Comment peut-on être Gaulois?
J’ai raconté, dans La Transmission (roman, Gallimard, 2002), comment mon père, lors de conversations serrées avec ma mère, recourait aux proverbes français qu’il assénait avec autorité, espérant ainsi clore à son profit un échange qui menaçait de tourner à son désavantage. Si cette tactique lui conférait un avantage incontestable, car ma mère n’avait pas été à l’école occidentale alors que son mari en avait hérité des charmes, le stratagème ne fut pas toujours victorieux. Mère avait l’art de la réplique et pouvait compter sur sa puissante éducation traditionnelle. Elle possédait aussi un vif esprit et une connaissance des sagesses patrimoniales africaines qui lui permettaient, puisant dans les expressions de sa langue et de la philosophie béti, de répliquer et, parfois, d’avoir le dernier mot. Père rendait les armes en soupirant:
— Tu as raison, on fera selon tes vues.
— Nala! concluait Mère, en béti, ce qui signifiait “c’est entendu.”

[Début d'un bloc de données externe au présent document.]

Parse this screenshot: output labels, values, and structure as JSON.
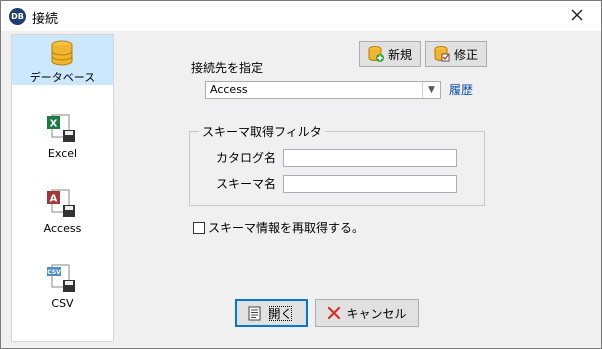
{
  "window": {
    "title": "接続",
    "app_icon": "DB"
  },
  "sidebar": {
    "items": [
      {
        "label": "データベース",
        "icon": "database-icon",
        "selected": true
      },
      {
        "label": "Excel",
        "icon": "excel-icon",
        "selected": false
      },
      {
        "label": "Access",
        "icon": "access-icon",
        "selected": false
      },
      {
        "label": "CSV",
        "icon": "csv-icon",
        "selected": false
      }
    ]
  },
  "connection": {
    "label": "接続先を指定",
    "new_button": "新規",
    "edit_button": "修正",
    "selected_value": "Access",
    "history_link": "履歴"
  },
  "schema_filter": {
    "legend": "スキーマ取得フィルタ",
    "catalog_label": "カタログ名",
    "catalog_value": "",
    "schema_label": "スキーマ名",
    "schema_value": ""
  },
  "refetch": {
    "label": "スキーマ情報を再取得する。",
    "checked": false
  },
  "footer": {
    "open_button": "開く",
    "cancel_button": "キャンセル"
  },
  "colors": {
    "selected_bg": "#cce8ff",
    "link": "#0c4da2",
    "focus": "#0078d7"
  }
}
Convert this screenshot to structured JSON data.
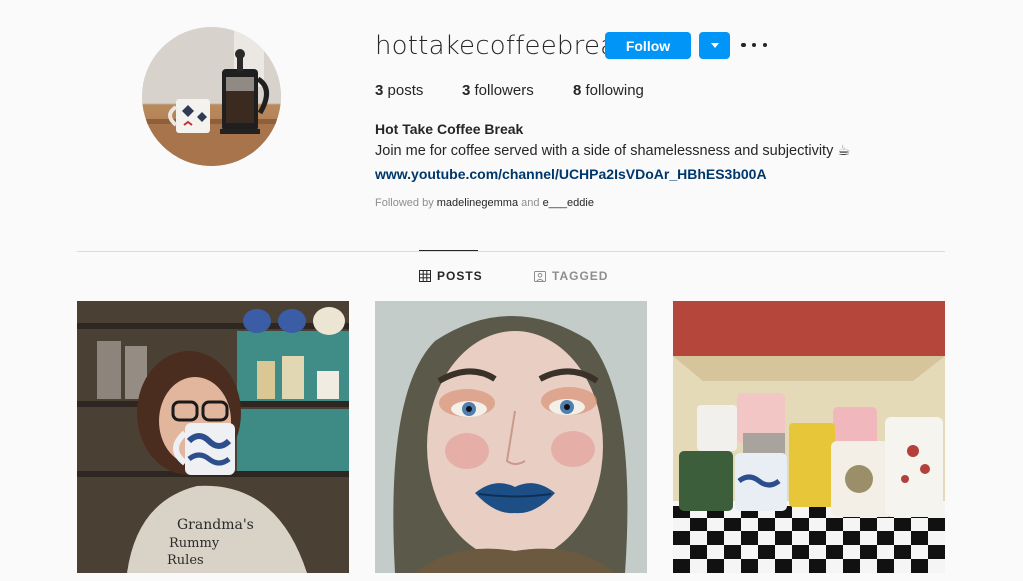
{
  "profile": {
    "username": "hottakecoffeebreak",
    "follow_label": "Follow",
    "full_name": "Hot Take Coffee Break",
    "bio": "Join me for coffee served with a side of shamelessness and subjectivity ☕",
    "link": "www.youtube.com/channel/UCHPa2IsVDoAr_HBhES3b00A",
    "followed_by": {
      "prefix": "Followed by",
      "user1": "madelinegemma",
      "conj": "and",
      "user2": "e___eddie"
    }
  },
  "stats": {
    "posts": {
      "count": "3",
      "label": "posts"
    },
    "followers": {
      "count": "3",
      "label": "followers"
    },
    "following": {
      "count": "8",
      "label": "following"
    }
  },
  "tabs": [
    {
      "label": "POSTS",
      "icon": "grid-icon",
      "active": true
    },
    {
      "label": "TAGGED",
      "icon": "tag-icon",
      "active": false
    }
  ],
  "posts": [
    {
      "subject": "woman drinking from blue and white mug",
      "icon": "photo"
    },
    {
      "subject": "close-up face with blue lipstick",
      "icon": "photo"
    },
    {
      "subject": "mugs on checkered shelf",
      "icon": "photo"
    }
  ],
  "post1_text": {
    "line1": "Grandma's",
    "line2": "Rummy",
    "line3": "Rules"
  },
  "colors": {
    "accent": "#0095f6",
    "link": "#00376b",
    "muted": "#8e8e8e",
    "text": "#262626"
  }
}
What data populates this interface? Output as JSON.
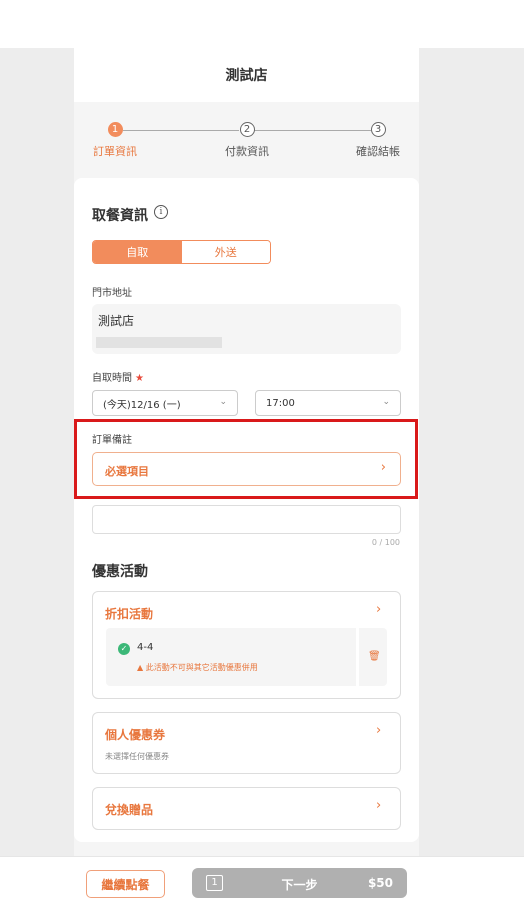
{
  "header": {
    "store_name": "測試店"
  },
  "steps": [
    {
      "number": "1",
      "label": "訂單資訊",
      "active": true
    },
    {
      "number": "2",
      "label": "付款資訊",
      "active": false
    },
    {
      "number": "3",
      "label": "確認結帳",
      "active": false
    }
  ],
  "pickup": {
    "title": "取餐資訊",
    "info_icon": "i",
    "tabs": [
      {
        "label": "自取",
        "selected": true
      },
      {
        "label": "外送",
        "selected": false
      }
    ],
    "address_label": "門市地址",
    "store_name": "測試店",
    "time_label": "自取時間",
    "required_mark": "★",
    "date_value": "(今天)12/16 (一)",
    "time_value": "17:00",
    "dropdown_icon": "chevron-down-icon"
  },
  "order_note": {
    "label": "訂單備註",
    "required_button_label": "必選項目",
    "textarea_value": "",
    "counter": "0 / 100"
  },
  "promotions": {
    "title": "優惠活動",
    "discount": {
      "title": "折扣活動",
      "item_name": "4-4",
      "warning": "此活動不可與其它活動優惠併用"
    },
    "coupon": {
      "title": "個人優惠券",
      "subtitle": "未選擇任何優惠券"
    },
    "gift": {
      "title": "兌換贈品"
    }
  },
  "footer": {
    "continue_label": "繼續點餐",
    "quantity": "1",
    "next_label": "下一步",
    "total": "$50"
  },
  "colors": {
    "accent": "#f28c5c",
    "accent_text": "#e8773e",
    "highlight": "#d9191a",
    "success": "#3cb878",
    "disabled": "#b0b0b0"
  }
}
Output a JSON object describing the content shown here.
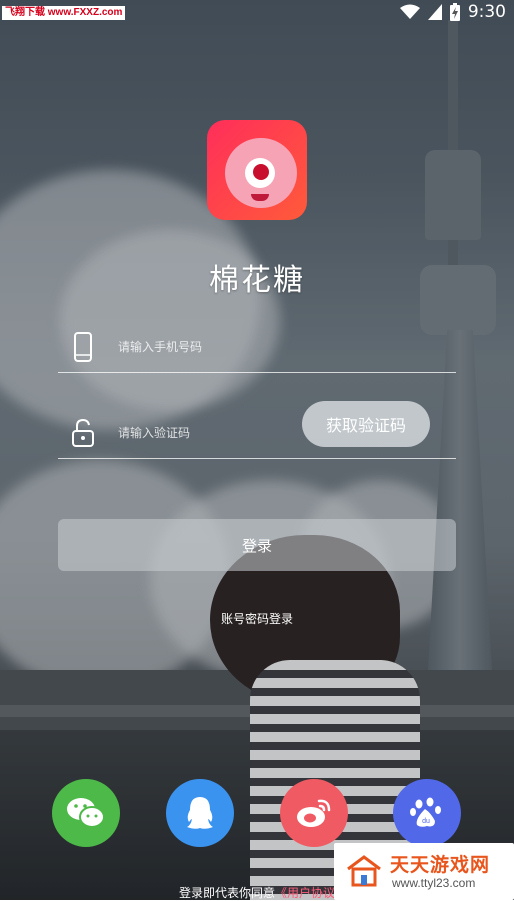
{
  "status_bar": {
    "watermark": "飞翔下载 www.FXXZ.com",
    "time": "9:30",
    "icons": [
      "wifi-icon",
      "signal-icon",
      "battery-charging-icon"
    ]
  },
  "app": {
    "name": "棉花糖",
    "logo_icon": "marshmallow-monster-logo"
  },
  "form": {
    "phone_placeholder": "请输入手机号码",
    "phone_icon": "phone-icon",
    "code_placeholder": "请输入验证码",
    "code_icon": "unlock-icon",
    "get_code_label": "获取验证码",
    "login_label": "登录",
    "alt_login_label": "账号密码登录"
  },
  "social": [
    {
      "name": "wechat",
      "icon": "wechat-icon",
      "color": "#4cb948"
    },
    {
      "name": "qq",
      "icon": "qq-icon",
      "color": "#3b93f0"
    },
    {
      "name": "weibo",
      "icon": "weibo-icon",
      "color": "#ef5a63"
    },
    {
      "name": "baidu",
      "icon": "baidu-icon",
      "color": "#5168e8"
    }
  ],
  "agreement": {
    "prefix": "登录即代表你同意",
    "link": "《用户协议"
  },
  "watermark": {
    "title": "天天游戏网",
    "url": "www.ttyl23.com"
  }
}
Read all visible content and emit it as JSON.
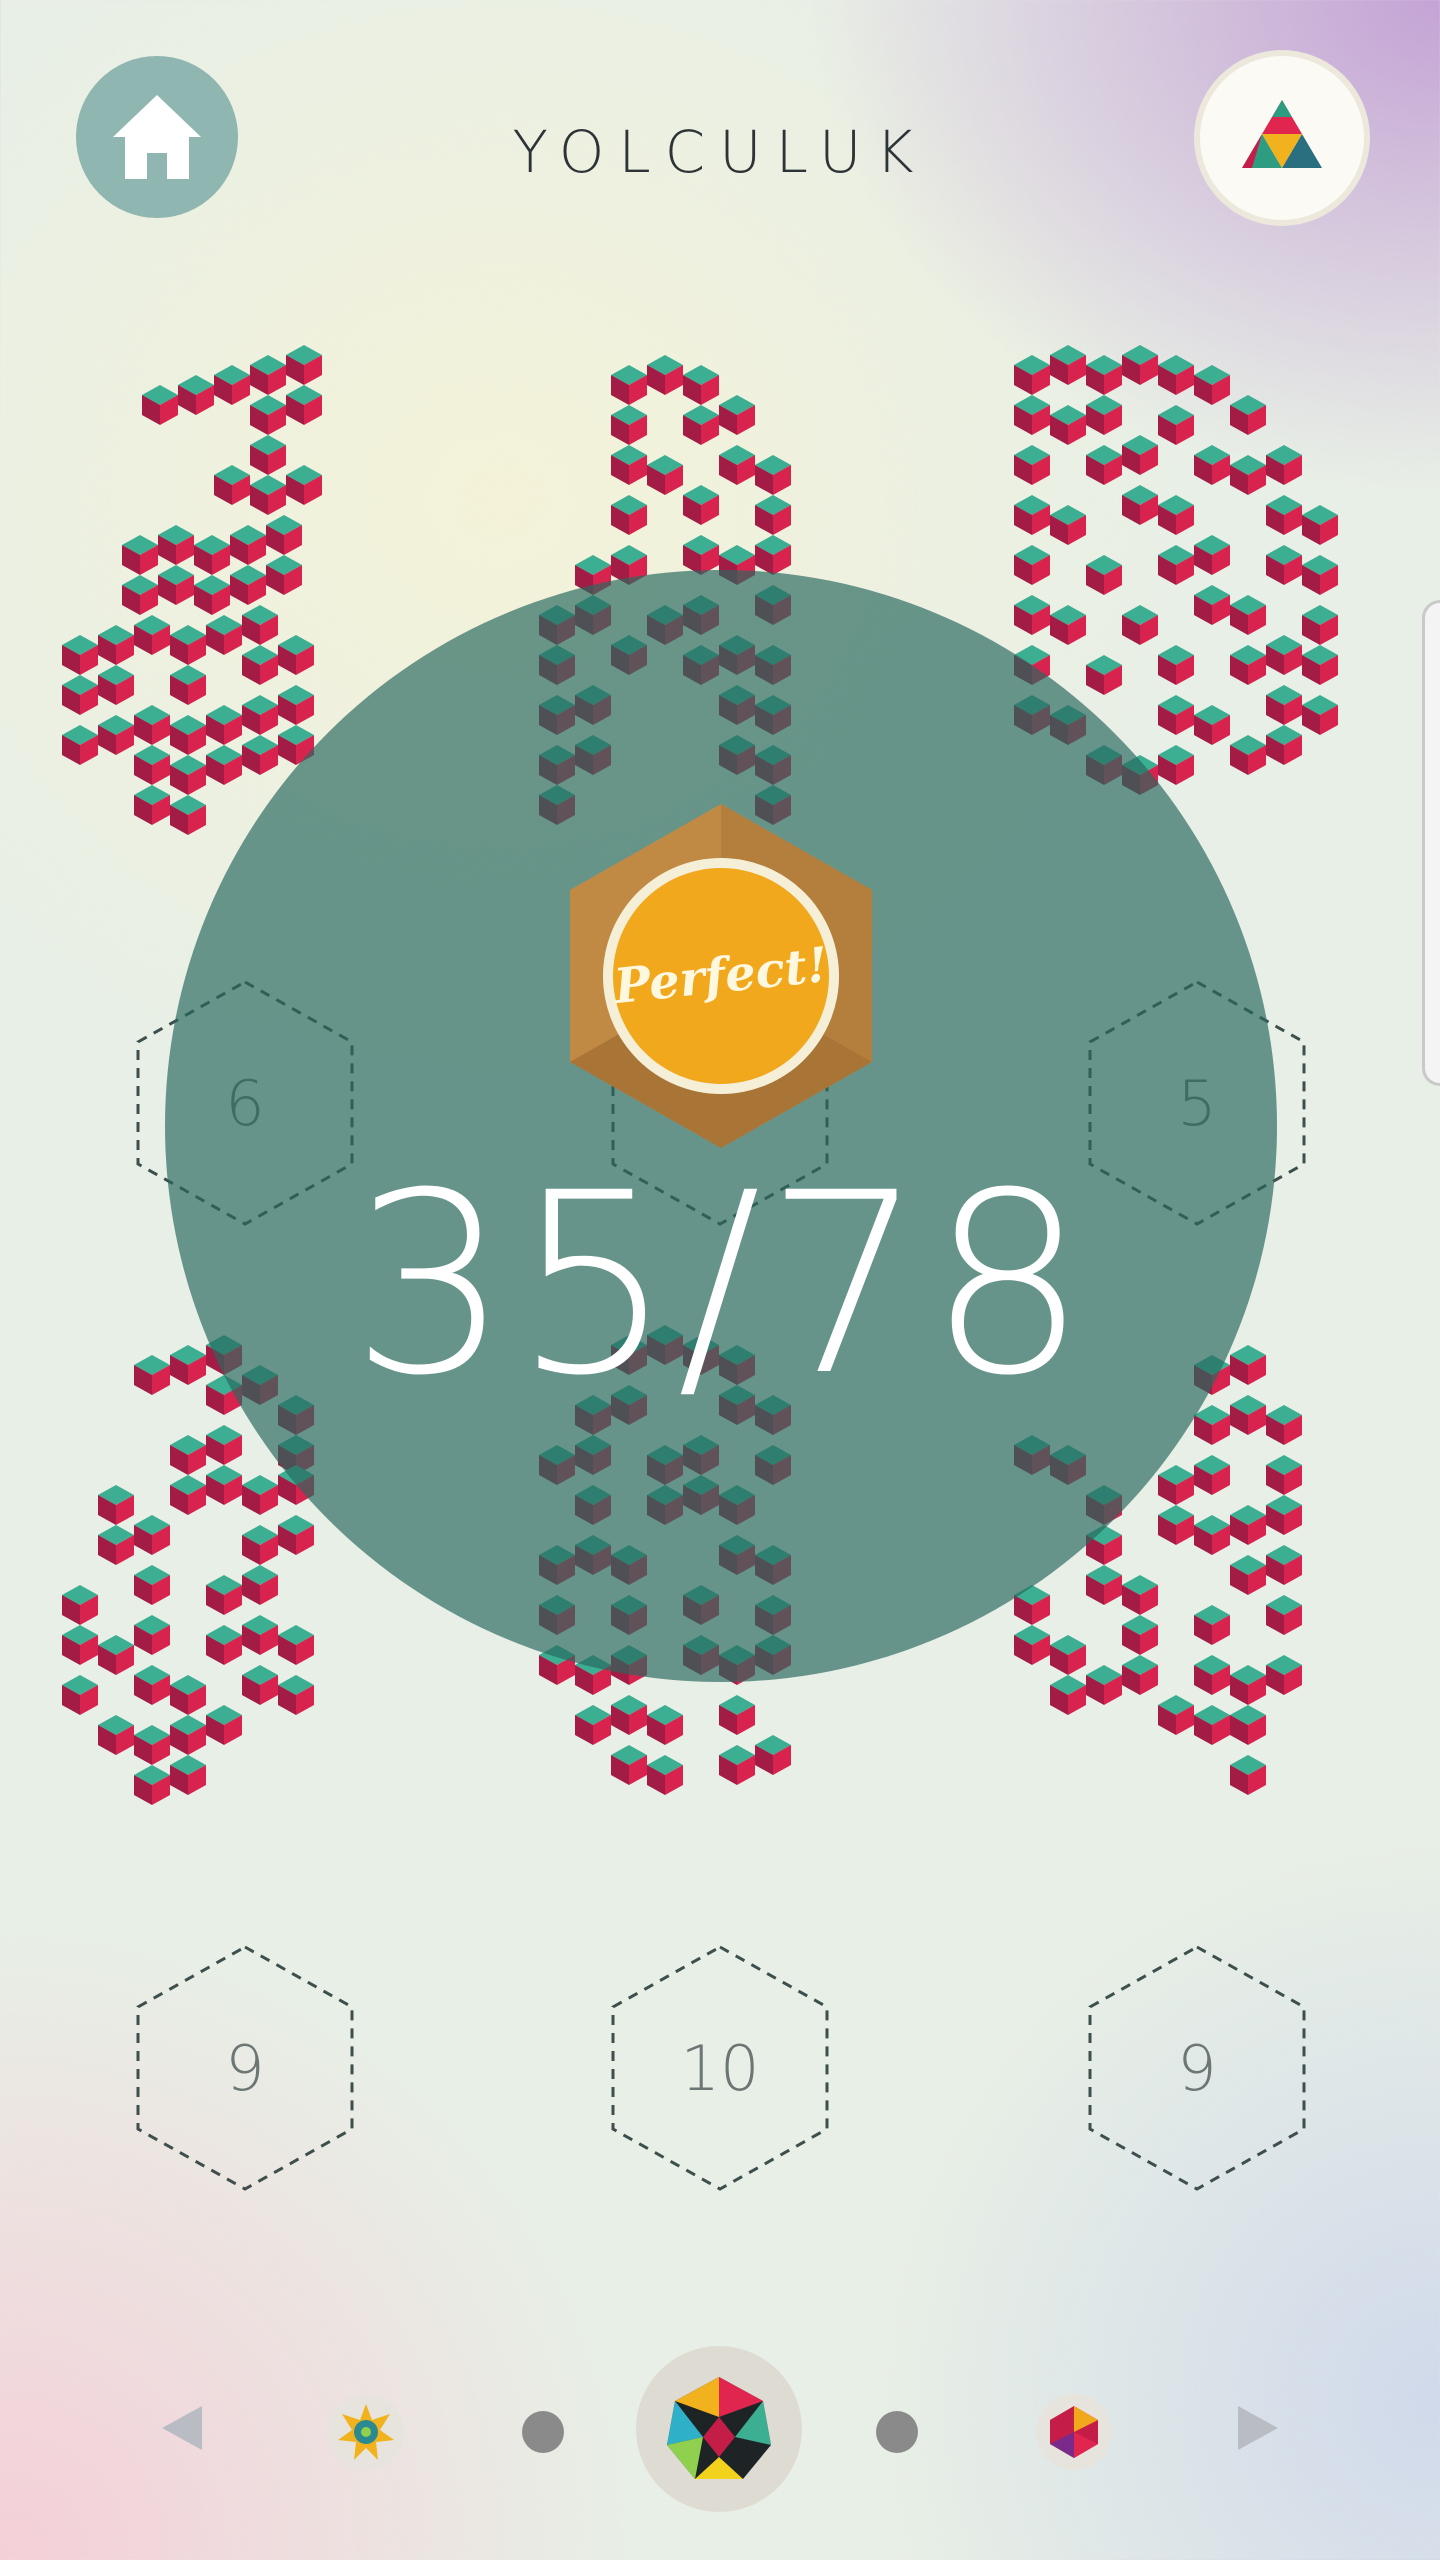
{
  "header": {
    "title": "YOLCULUK",
    "home_icon": "home-icon",
    "logo_icon": "triangle-logo-icon"
  },
  "puzzles": [
    {
      "count": "6"
    },
    {
      "count": ""
    },
    {
      "count": "5"
    },
    {
      "count": "9"
    },
    {
      "count": "10"
    },
    {
      "count": "9"
    }
  ],
  "result": {
    "badge_text": "Perfect!",
    "progress_text": "35/78"
  },
  "pager": {
    "left_arrow_icon": "chevron-left-icon",
    "right_arrow_icon": "chevron-right-icon",
    "packs": [
      "star-pack-icon",
      "dot",
      "polyhedron-pack-icon",
      "dot",
      "gem-pack-icon"
    ],
    "selected_index": 2
  },
  "colors": {
    "cube_top": "#3cae92",
    "cube_left": "#a21c45",
    "cube_right": "#d9234f",
    "overlay": "#28695f",
    "badge_gold": "#f2a81d"
  }
}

Le rappel des joutes oratoires entre mes parents et, singulièrement, l’usage de la langue française, introduite comme un élément décisif, m’ont marqué. Parmi mes souvenirs d’enfance, il est resté à ma mémoire comme le moment où un enjeu, plus que linguistique, mais civilisationnel, s’invitait à la vie familiale. Derrière celui-ci, se déployait une appartenance revendiquée à un modèle culturel précis et la compétition qui prenait ainsi place opposait le modèle gaulois au modèle béti. Il y avait une langue française anoblie par les processus d’écriture, revêtue des moyens de la puissance de commander et d’assimiler les colonisés considérés comme dépourvus de tout héritage respectable et à transmettre, et en face le béti, pris comme un simple patois. Ce dernier, vu comme un véhicule uniquement oral et privé des atouts du raffinement et du rayonnement, ne pouvait pas être en compétition avec le français, langue de la Gaule antique, porteuse de sa faculté à dominer et à resplendir sa culture.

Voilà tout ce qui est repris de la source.